Using Cerebras With Kilo Code

Cerebras is known for their ultra-fast AI inference powered by the Cerebras CS-3 chip, the world's largest and fastest AI accelerator. Their platform delivers exceptional inference speeds for large language models, making them ideal for interactive development workflows.
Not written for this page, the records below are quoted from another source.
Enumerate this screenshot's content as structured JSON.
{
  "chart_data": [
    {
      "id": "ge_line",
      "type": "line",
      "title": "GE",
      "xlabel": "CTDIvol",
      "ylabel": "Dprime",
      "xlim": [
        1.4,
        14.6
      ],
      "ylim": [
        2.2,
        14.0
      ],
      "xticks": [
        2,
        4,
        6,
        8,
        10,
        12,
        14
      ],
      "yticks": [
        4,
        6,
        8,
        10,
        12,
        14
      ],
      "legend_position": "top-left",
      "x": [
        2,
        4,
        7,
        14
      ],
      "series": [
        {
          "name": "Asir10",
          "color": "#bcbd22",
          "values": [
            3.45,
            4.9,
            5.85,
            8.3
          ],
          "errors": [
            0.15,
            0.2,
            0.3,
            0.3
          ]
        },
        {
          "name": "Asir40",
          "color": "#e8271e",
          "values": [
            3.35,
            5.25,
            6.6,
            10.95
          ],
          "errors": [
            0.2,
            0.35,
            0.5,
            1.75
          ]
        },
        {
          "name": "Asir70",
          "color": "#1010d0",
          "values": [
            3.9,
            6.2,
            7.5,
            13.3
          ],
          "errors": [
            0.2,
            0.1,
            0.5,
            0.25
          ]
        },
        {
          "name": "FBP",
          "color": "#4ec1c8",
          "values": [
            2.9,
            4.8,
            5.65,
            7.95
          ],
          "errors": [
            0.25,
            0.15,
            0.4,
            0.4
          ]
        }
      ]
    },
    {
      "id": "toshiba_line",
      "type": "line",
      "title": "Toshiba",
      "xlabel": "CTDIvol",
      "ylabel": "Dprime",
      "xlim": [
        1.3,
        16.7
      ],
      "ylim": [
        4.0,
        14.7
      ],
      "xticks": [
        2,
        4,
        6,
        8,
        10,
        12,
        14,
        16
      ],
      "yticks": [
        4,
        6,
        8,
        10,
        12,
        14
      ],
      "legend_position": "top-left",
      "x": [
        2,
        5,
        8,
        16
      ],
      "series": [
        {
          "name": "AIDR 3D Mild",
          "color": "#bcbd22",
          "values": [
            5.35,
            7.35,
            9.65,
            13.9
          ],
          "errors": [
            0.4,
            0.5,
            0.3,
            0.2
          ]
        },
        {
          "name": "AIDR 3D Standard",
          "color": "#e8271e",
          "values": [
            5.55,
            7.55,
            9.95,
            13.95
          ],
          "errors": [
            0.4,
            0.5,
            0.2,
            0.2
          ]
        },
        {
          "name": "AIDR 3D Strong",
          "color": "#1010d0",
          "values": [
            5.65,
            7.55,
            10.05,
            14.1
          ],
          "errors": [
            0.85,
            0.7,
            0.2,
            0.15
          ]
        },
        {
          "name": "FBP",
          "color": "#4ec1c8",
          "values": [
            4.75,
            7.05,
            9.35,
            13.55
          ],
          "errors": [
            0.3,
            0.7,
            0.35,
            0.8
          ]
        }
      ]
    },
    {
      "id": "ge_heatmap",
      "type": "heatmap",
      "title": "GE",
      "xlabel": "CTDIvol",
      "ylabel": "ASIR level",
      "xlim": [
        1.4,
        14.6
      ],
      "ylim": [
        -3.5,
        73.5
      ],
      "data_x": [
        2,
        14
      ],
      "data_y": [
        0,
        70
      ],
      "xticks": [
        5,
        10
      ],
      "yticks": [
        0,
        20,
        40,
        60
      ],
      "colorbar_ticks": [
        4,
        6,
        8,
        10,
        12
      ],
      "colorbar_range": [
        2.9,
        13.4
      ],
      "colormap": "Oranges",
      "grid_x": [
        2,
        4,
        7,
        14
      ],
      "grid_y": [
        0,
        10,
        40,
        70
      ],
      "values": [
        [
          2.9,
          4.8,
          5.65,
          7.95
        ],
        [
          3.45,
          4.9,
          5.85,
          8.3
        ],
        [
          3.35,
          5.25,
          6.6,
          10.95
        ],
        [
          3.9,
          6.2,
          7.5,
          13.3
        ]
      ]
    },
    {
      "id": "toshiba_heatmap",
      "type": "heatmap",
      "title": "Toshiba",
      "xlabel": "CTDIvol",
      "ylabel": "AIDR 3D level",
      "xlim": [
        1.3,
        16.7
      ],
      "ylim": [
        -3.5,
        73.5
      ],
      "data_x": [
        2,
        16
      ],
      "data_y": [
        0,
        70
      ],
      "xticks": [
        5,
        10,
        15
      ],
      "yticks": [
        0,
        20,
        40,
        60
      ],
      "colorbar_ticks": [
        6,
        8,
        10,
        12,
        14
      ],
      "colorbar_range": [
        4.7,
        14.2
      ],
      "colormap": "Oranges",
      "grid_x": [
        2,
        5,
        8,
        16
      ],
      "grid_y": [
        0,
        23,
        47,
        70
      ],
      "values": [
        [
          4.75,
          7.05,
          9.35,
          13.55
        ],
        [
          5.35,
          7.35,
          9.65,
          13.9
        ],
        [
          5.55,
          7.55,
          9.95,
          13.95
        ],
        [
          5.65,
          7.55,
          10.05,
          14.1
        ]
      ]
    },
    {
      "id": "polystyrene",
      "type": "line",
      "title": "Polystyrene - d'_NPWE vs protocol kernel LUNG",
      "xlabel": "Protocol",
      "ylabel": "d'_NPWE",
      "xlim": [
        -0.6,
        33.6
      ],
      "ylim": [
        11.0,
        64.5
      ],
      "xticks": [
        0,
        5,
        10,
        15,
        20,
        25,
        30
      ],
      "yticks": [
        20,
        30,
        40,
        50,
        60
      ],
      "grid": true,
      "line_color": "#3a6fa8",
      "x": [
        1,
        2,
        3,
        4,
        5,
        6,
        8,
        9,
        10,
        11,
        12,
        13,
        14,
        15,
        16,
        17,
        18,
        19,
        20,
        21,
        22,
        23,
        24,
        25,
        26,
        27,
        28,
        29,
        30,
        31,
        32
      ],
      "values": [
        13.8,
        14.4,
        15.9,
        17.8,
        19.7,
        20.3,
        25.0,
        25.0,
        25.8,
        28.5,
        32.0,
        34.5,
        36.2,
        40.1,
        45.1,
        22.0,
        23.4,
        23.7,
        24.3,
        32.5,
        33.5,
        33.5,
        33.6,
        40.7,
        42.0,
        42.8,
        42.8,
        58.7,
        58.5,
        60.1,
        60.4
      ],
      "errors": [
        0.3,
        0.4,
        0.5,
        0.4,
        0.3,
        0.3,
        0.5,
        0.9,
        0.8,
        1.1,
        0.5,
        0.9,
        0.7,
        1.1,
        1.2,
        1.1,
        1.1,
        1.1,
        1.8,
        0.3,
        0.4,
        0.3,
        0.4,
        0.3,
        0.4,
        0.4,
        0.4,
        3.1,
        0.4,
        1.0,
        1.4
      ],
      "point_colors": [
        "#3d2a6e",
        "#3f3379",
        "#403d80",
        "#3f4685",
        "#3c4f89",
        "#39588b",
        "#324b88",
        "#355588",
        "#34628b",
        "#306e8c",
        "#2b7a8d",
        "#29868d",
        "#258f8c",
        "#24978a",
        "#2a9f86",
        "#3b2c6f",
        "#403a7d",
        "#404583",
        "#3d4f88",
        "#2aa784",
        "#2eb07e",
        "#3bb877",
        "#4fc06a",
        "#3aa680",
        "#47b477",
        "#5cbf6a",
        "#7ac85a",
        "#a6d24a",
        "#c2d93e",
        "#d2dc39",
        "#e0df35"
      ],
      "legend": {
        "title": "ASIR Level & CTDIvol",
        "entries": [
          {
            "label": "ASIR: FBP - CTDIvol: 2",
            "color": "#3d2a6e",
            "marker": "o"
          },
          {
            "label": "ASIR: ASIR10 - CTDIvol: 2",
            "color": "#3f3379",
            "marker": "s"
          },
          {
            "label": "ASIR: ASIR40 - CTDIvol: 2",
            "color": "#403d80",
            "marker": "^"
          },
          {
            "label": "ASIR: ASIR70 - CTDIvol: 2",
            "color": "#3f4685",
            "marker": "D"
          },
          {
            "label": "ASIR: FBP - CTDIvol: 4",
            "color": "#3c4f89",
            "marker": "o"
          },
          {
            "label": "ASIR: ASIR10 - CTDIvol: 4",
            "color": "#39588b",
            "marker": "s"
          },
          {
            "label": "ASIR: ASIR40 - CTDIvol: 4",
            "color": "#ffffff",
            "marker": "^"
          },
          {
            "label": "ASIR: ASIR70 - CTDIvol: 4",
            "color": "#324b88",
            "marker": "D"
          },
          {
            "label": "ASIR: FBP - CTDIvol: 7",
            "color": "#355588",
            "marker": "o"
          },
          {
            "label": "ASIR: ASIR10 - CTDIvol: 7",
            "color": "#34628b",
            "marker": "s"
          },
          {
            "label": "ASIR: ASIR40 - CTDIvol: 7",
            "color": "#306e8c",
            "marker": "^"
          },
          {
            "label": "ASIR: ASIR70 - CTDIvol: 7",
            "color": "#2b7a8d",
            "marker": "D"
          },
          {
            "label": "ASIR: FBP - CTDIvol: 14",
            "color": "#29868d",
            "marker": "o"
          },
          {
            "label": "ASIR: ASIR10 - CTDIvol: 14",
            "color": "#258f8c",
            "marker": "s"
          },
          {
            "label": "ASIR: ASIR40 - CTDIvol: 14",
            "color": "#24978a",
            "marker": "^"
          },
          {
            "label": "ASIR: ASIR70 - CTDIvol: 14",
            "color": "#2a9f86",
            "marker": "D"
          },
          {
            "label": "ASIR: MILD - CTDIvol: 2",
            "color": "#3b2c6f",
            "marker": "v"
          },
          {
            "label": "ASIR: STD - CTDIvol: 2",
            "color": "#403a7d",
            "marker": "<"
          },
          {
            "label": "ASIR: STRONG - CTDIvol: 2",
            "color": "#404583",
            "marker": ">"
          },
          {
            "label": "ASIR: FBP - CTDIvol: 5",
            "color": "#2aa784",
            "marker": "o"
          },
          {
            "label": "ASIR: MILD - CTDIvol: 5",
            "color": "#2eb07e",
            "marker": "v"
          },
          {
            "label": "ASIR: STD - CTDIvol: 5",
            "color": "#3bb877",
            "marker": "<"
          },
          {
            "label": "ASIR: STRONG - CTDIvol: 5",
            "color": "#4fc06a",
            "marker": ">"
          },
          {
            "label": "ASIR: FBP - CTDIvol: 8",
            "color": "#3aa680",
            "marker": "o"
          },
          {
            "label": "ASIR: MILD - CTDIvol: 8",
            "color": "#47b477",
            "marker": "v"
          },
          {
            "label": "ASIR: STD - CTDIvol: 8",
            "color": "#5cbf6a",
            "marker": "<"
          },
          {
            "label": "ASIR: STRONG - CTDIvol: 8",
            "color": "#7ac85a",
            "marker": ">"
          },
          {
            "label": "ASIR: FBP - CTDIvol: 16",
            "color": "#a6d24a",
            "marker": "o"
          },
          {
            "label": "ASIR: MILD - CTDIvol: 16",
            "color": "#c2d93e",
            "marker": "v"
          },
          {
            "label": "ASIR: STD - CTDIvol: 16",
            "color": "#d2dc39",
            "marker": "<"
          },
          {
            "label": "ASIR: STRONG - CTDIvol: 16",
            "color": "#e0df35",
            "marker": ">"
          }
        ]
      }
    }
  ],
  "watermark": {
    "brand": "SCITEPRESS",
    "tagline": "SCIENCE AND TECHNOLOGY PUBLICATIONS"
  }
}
Website: https://cerebras.ai/

Getting an API Key

  1. Sign Up/Sign In: Go to the Cerebras Cloud Platform. Create an account or sign in.
  2. Navigate to API Keys: Access the API Keys section in your account dashboard.
  3. Create a Key: Click to generate a new API key. Give it a descriptive name (e.g., "Kilo Code").
  4. Copy the Key: Important: Copy the API key immediately. Store it securely.

Supported Models

Kilo Code supports the following Cerebras models:

  • gpt-oss-120b (Default) – High-performance open-source model optimized for fast inference
  • zai-glm-4.6 – Advanced GLM model with enhanced reasoning capabilities

Refer to the Cerebras documentation for detailed information on model capabilities and performance characteristics.

Configuration in Kilo Code

  1. Open Kilo Code Settings: Click the gear icon () in the Kilo Code panel.
  2. Select Provider: Choose "Cerebras" from the "API Provider" dropdown.
  3. Enter API Key: Paste your Cerebras API key into the "Cerebras API Key" field.
  4. Select Model: Choose your desired model from the "Model" dropdown.

Tips and Notes

  • Inference Speed: Cerebras models deliver some of the fastest inference speeds available, reducing wait times during development.
  • Open Source Models: Many Cerebras models are based on open-source architectures, optimized for their custom hardware.
  • Cost Efficiency: Fast inference can lead to better cost efficiency for interactive use cases.
  • Pricing: Refer to the Cerebras platform for current pricing information and available plans.